The General Fund includes services and departments that service all of North Hempstead’s residents, both in incorporated villages and unincorporated areas. It is funded via property taxes by all residents and businesses in the town.
Overall, the tax levy for the general fund went up 1.44 percent. The town said that the average resident will see a $2.95 increase because of a “technical change concerning LIPA properties.”
The Town Outside Village Fund saw its budget increase by about $1.1 million from $35.2 million to $36.3 million, primarily to help fund new personnel, including a second deputy building commissioner. Seven people will join the Building Department, while three staff members are being added to the Highway Department.
“These additional personnel will help with the increased volume of business the Building Department has been experiencing,” Bosworth said.
The fund includes the Building Department, planning and environmental protection, which handle road maintenance, snow plowing, code enforcement, inspections and community planning.
Town representatives said this will translate to a property tax increase of $28.40 for the average household in the unincorporated areas of the town.
The budget also lists $26 million in special district expenses in the Town of North Hempstead, which address topics in specific areas like sidewalks, fire protection, parks, water and sewers, garbage pickup, libraries and parking.
The budget for the Clinton G. Martin Park District in New Hyde Park more than doubled from the 2017 budget, from $747,246 to $2.03 million. The 2018 budget is closer to the 2016 one, where the park district had a $1.73 million budget.
The principal and interest costs on serial bonds, listed under interfund transfers, are listed for $272,498 and $626,183, respectively. This in turn drives more than a third of the increase in budget.
It also allocates $235,000 for part-time and seasonal workers, which it didn’t do in 2017, and shows about $103,000 more in administrative charges.
Albertson Fire Protection District will have a $1.43 million budget, an approximate $38,000 increase from the 2017 budget.
Great Neck’s Fire Protection District, which includes both the Alert and Vigilant fire companies, budgeted $641,778 for 2018, a $9,000 decrease from 2017, according to the budget.
The Port Washington Fire Protection District’s adopted budget for 2018 is $2.14 million, or about $19,000 higher than 2017. This includes $1.479 million for the Port Washington Fire Department, $234,152 for the Port Washington Fire Medics and $216,559 for the Service Award Program.
Port Washington’s Public Parking District’s 2018 budget, meanwhile, is $1.27 million, compared with $1.16 million in the previous one.
Roslyn’s Fire Protection District’s adopted budget for 2018 totals $912,599. The two biggest line items are the Rescue Hook & Ladder Co.

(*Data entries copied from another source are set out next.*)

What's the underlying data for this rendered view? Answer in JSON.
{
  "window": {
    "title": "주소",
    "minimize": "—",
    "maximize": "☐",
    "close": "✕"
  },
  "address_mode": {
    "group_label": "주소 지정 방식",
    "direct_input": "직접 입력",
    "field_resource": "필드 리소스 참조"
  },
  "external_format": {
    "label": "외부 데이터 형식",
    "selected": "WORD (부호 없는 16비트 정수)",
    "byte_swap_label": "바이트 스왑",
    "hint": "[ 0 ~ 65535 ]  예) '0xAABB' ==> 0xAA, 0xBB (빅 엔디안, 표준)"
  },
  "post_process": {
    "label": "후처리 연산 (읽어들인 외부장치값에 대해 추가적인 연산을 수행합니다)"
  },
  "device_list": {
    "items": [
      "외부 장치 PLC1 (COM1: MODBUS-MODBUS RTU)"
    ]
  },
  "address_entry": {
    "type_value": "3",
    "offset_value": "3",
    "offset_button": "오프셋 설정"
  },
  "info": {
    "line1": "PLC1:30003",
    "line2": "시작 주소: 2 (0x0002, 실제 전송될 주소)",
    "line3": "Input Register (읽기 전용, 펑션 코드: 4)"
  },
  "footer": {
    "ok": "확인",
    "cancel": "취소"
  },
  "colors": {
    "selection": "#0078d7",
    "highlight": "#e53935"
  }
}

No. 1, with a budget of $370,177 and the Roslyn Highlands Fire Department for $359,442. Both experienced roughly $7,000 increases from the last budget.

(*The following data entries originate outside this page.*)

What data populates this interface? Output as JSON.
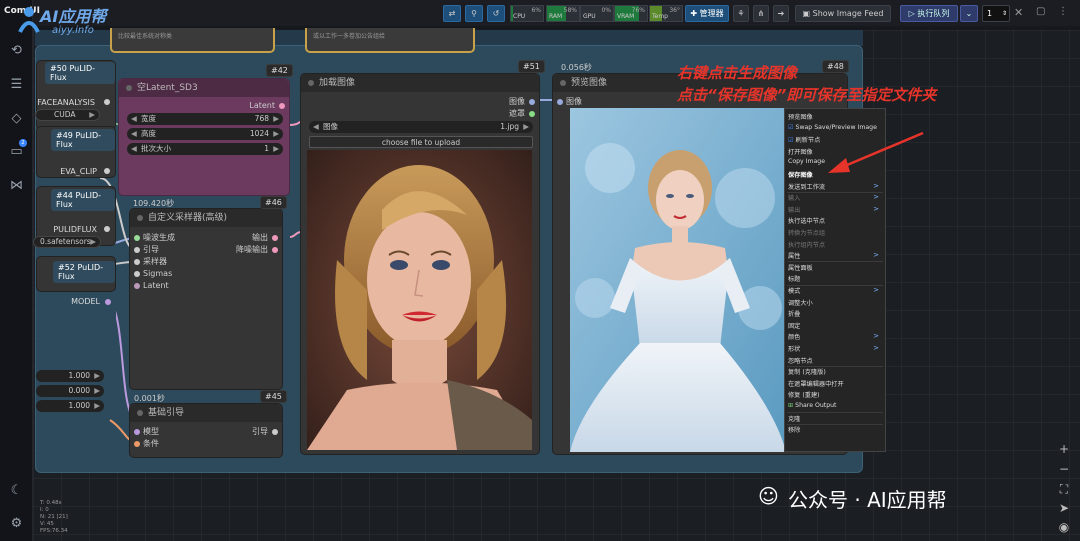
{
  "app": {
    "logo_left": "Com UI",
    "logo_watermark": "AI应用帮",
    "logo_url": "aiyy.info"
  },
  "toolbar": {
    "meters": [
      {
        "label": "CPU",
        "pct": "6%",
        "level": 6
      },
      {
        "label": "RAM",
        "pct": "58%",
        "level": 58
      },
      {
        "label": "GPU",
        "pct": "0%",
        "level": 0
      },
      {
        "label": "VRAM",
        "pct": "76%",
        "level": 76
      },
      {
        "label": "Temp",
        "pct": "36°",
        "level": 36
      }
    ],
    "manager_label": "管理器",
    "show_image_feed": "Show Image Feed",
    "run_queue": "执行队列",
    "queue_count": "1"
  },
  "nodes": {
    "pulid_50": {
      "id": "#50",
      "title": "PuLID-Flux",
      "slot_a": "FACEANALYSIS",
      "slot_b": "CUDA"
    },
    "latent": {
      "id": "#42",
      "title": "空Latent_SD3",
      "output": "Latent",
      "widgets": [
        {
          "name": "宽度",
          "value": "768"
        },
        {
          "name": "高度",
          "value": "1024"
        },
        {
          "name": "批次大小",
          "value": "1"
        }
      ],
      "time": "109.420秒"
    },
    "pulid_49": {
      "id": "#49",
      "title": "PuLID-Flux",
      "slot": "EVA_CLIP"
    },
    "pulid_44": {
      "id": "#44",
      "title": "PuLID-Flux",
      "slot": "PULIDFLUX",
      "file": "0.safetensors"
    },
    "pulid_52": {
      "id": "#52",
      "title": "PuLID-Flux"
    },
    "sampler": {
      "id": "#46",
      "title": "自定义采样器(高级)",
      "inputs": [
        "噪波生成",
        "引导",
        "采样器",
        "Sigmas",
        "Latent"
      ],
      "outputs": [
        "输出",
        "降噪输出"
      ]
    },
    "model_slot": "MODEL",
    "left_widgets": [
      "1.000",
      "0.000",
      "1.000"
    ],
    "guide": {
      "id": "#45",
      "title": "基础引导",
      "inputs": [
        "模型",
        "条件"
      ],
      "output": "引导",
      "time": "0.001秒"
    },
    "load_image": {
      "id": "#51",
      "title": "加载图像",
      "outputs": [
        "图像",
        "遮罩"
      ],
      "field_name": "图像",
      "file": "1.jpg",
      "upload": "choose file to upload"
    },
    "preview": {
      "id": "#48",
      "title": "预览图像",
      "input": "图像",
      "time": "0.056秒"
    },
    "top_notes": [
      "比较最佳系统对称类",
      "或以工作一多卷加公告组给"
    ]
  },
  "context_menu": {
    "items": [
      {
        "label": "预览图像",
        "style": "normal"
      },
      {
        "label": "Swap Save/Preview Image",
        "style": "check"
      },
      {
        "label": "刷新节点",
        "style": "check"
      },
      {
        "label": "打开图像",
        "style": "normal"
      },
      {
        "label": "Copy Image",
        "style": "normal"
      },
      {
        "label": "保存图像",
        "style": "bold"
      },
      {
        "label": "发送到工作流",
        "style": "arrow"
      },
      {
        "label": "输入",
        "style": "dim-arrow"
      },
      {
        "label": "输出",
        "style": "dim-arrow"
      },
      {
        "label": "执行选中节点",
        "style": "normal"
      },
      {
        "label": "转换为节点组",
        "style": "dim"
      },
      {
        "label": "执行组内节点",
        "style": "dim"
      },
      {
        "label": "属性",
        "style": "arrow"
      },
      {
        "label": "属性面板",
        "style": "normal"
      },
      {
        "label": "标题",
        "style": "normal"
      },
      {
        "label": "模式",
        "style": "arrow"
      },
      {
        "label": "调整大小",
        "style": "normal"
      },
      {
        "label": "折叠",
        "style": "normal"
      },
      {
        "label": "固定",
        "style": "normal"
      },
      {
        "label": "颜色",
        "style": "arrow"
      },
      {
        "label": "形状",
        "style": "arrow"
      },
      {
        "label": "忽略节点",
        "style": "normal"
      },
      {
        "label": "复制 (克隆版)",
        "style": "normal"
      },
      {
        "label": "在遮罩编辑器中打开",
        "style": "normal"
      },
      {
        "label": "修复 (重建)",
        "style": "normal"
      },
      {
        "label": "Share Output",
        "style": "icon"
      },
      {
        "label": "克隆",
        "style": "normal"
      },
      {
        "label": "移除",
        "style": "normal"
      }
    ]
  },
  "annotation": {
    "line1": "右键点击生成图像",
    "line2": "点击“保存图像”即可保存至指定文件夹"
  },
  "stats": [
    "T: 0.48s",
    "I: 0",
    "N: 21 [21]",
    "V: 45",
    "FPS:76.34"
  ],
  "watermark": "公众号 · AI应用帮",
  "colors": {
    "accent": "#3a86ff",
    "annotation": "#e7342a",
    "group": "#2d4a5c",
    "latent_node": "#6b3a5e"
  }
}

The Albertson-Searingtown-Herricks Refuse and Garage District’s budget decreased from $2.82 million to $2.79 million.
The Great Neck Garbage and Refuse District increased from $923,075 to $973,871, mostly from a garbage removal contract increasing from $837,530 in 2017 to $890,000 for 2018.
Manhasset’s Garbage and Refuse District remained largely the same as last year with a $1.1 million budget.
The New Hyde Park-Garden City Park-Floral Park Centre Garbage and Refuse District’s budget for 2018 is $2.68 million, an increase from $2.59 million this year.
Town of North Hempstead Lighting District’s budget for 2018 remains roughly the same at $2.19 million.
The Town of North Hempstead Sidewalk District’s budget was roughly the same at $3.38 million. The two biggest items were personal services, totaling $1.01 million, and interfund transfers worth $684,910.
Town officials approved $222,625 for Floral Park Centre Fire Protection District, a roughly $3,000 increase from last year.
Manhasset Bay Park District’s budget is $36,641 for 2018.
Great Neck Water District’s budget for 2018 crept up $544 to $53,050.